Just-in-Time Dynamic Voltage Scaling: Exploiting Inter-Node Slack to Save Energy in MPI Programs

Abstract

Although users of high-performance computing are most interested in raw performance, both energy and power consumption have become critical concerns. As a result improving energy efficiency of nodes on HPC machines has become important and the importance of power-scalable clusters, where the frequency and voltage can be dynamically modified, has increased.

This thesis investigates the energy consumption and execution time of applications on a power-scalable cluster. It studies intra-node and inter-node effects of memory and communication bottlenecks. Results show that a power-scalable cluster has the potential to save energy by scaling the processor down to lower energy levels. This thesis presents a model that predicts the energy-time trade-off for larger clusters.

On power-scalable clusters, one opportunity for saving energy with little or no loss of performance exists when the computational load is not perfectly balanced. This situation occurs frequently, as keeping the load balanced between nodes is one of the long standing fundamental problems in parallel and distributed computing. However, despite the large body of research aimed at balancing load both statically and dynamically, this problem is quite difficult to solve. This thesis presents a system called Jitter that reduces the frequency on nodes that are assigned less computation and therefore have idle time or slack time. This saves energy on these nodes, and the goal of Jitter is to attempt to ensure that they arrive 'just in time' so that they avoid increasing overall execution time. Specifically, we dynamically determine which nodes have enough slack time so that they can be slowed down, which will greatly reduce the consumed energy on that node. Thus a superior energy-time trade-off can be achieved.

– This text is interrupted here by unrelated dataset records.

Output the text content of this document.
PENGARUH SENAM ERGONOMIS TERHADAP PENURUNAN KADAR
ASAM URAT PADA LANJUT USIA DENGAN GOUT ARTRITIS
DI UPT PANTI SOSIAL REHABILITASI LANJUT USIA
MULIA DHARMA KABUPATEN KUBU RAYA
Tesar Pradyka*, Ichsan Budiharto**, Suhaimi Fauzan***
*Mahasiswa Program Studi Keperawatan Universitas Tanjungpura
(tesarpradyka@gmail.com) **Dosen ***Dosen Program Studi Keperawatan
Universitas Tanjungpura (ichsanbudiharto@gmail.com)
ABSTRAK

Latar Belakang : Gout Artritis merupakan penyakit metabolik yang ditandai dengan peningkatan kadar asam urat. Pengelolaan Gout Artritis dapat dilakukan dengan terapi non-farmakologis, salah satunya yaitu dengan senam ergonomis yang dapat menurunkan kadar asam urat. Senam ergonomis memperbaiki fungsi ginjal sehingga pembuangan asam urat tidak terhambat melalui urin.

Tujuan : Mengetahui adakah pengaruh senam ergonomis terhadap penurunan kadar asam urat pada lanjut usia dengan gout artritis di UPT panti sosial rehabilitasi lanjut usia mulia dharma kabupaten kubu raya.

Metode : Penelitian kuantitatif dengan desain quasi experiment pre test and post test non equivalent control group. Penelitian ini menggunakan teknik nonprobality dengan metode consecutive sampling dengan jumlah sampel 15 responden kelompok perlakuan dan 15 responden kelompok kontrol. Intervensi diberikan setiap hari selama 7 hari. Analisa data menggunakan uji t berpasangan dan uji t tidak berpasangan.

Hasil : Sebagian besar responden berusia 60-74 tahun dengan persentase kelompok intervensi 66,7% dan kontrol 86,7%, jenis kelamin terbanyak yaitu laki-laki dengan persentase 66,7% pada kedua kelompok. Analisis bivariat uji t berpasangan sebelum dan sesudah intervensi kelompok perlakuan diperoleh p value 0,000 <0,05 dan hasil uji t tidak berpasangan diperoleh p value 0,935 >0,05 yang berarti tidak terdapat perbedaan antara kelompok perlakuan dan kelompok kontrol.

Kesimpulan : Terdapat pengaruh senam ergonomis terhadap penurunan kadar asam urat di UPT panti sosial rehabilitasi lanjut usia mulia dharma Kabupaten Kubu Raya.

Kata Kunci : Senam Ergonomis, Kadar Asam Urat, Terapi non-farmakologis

This thesis studies a suite of MPI benchmarks, which are profiled, gathering information about the computation and communication occuring in the application. This information is used to analyse various energy-time trade-offs of benchmark suite. This thesis also proposes an algorithm that exploits load-imbalance to reduce energy consumption and minimize delays for parallel applications. This algorithm is validated on a large variety of benchmarks.